Sur la validité de l’acte de signification du 30 janvier 2025
Il résulte des articles 651 et 680 du code de procédure civile, et l’article 6§1, de la Convention de sauvegarde des droits de l’homme et des libertés fondamentales qu’une notification, intervenue après une première notification irrégulière, ne peut faire courir le délai de recours, si elle ne précise pas qu’elle se substitue à la première (2e Civ., 17 septembre 2020, pourvoi n° 19-17.360).

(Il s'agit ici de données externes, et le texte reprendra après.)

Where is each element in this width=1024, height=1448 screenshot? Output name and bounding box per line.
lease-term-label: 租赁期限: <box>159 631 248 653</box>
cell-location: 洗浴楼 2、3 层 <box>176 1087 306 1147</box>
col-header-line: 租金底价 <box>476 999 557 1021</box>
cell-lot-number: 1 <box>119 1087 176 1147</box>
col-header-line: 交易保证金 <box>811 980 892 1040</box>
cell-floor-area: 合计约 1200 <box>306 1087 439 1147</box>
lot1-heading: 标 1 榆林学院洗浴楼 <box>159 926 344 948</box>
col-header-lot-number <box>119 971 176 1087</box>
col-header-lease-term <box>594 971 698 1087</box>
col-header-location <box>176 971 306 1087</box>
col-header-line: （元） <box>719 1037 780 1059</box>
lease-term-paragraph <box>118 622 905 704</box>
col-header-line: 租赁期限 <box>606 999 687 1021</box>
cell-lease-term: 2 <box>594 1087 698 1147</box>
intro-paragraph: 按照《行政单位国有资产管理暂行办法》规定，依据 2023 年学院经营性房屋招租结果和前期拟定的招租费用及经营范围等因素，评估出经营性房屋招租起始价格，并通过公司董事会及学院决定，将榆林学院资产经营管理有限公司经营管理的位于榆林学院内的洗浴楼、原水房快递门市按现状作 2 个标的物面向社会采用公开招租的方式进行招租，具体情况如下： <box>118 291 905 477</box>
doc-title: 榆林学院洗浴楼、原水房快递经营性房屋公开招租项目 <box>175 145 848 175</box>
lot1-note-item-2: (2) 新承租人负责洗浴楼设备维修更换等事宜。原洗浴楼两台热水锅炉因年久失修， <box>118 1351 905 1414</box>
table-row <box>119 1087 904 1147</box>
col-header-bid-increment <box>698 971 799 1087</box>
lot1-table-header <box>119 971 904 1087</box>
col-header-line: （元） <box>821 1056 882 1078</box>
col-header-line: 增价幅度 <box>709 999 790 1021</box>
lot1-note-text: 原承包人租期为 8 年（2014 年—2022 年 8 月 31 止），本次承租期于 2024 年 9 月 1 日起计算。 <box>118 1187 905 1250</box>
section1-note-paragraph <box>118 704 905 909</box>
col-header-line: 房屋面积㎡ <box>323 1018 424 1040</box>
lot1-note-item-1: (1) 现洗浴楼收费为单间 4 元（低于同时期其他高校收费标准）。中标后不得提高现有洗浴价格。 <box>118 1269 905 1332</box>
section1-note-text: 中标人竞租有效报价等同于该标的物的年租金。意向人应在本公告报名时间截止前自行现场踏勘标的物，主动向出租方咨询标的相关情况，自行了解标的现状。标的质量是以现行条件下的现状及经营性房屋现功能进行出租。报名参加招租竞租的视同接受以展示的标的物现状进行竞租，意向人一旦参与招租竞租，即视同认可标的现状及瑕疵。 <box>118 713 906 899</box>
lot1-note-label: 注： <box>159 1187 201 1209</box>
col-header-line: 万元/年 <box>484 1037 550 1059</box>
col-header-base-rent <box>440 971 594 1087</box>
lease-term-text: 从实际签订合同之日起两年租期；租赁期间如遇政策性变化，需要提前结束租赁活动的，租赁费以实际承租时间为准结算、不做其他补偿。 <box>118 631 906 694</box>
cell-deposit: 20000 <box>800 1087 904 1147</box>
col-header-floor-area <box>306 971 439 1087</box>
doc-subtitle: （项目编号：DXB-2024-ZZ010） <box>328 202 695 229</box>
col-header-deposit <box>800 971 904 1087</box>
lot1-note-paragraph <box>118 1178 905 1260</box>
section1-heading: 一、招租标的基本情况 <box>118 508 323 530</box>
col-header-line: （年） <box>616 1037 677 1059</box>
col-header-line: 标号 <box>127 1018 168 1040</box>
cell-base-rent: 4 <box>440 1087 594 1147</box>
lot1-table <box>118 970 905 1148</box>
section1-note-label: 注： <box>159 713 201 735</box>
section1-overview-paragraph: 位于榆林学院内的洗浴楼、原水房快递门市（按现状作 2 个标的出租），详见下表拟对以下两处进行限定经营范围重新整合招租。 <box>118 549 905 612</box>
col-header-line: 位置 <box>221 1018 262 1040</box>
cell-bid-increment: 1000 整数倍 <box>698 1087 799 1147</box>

En l’espèce, sans qu’il soit besoin de s’interroger sur sa validité au regard de l’adresse de la SCI, [H], la signification du 30 janvier 2025 qui ne précise pas qu’elle se substitue à la première signification du 6 septembre 2024 n’a pas pu faire courir le délai d’appel.
En conséquence, l’acte du 6 septembre 2024 de signification du jugement ayant été annulé et l’acte de signification du 30 janvier 2025 n’ayant pas fait courir le délai de recours, l’appel de la SCI, [H] interjeté par déclaration du 17 juillet 2025 n’est pas tardif.
L’irrecevabilité de l’appel soulevée par la société, Dadmary est rejetée.
Les dépens de l’incident suivront ceux du fond.
La société, Dadmary, qui succombe à l’incident, est déboutée de sa demande au titre de l’article 700 du code de procédure civile.
PAR CES MOTIFS
Nous, le magistrat chargé de la mise en état, statuant par ordonnance contradictoire,
Rejetons l’irrecevabilité de l’appel soulevée par la société, Dadmary,
Déboutons la société, Dadmary de sa demande au titre de l’article 700 du code de procédure civile pour la procédure d’incident,
Disons que les dépens de l’incident suivront ceux au fond.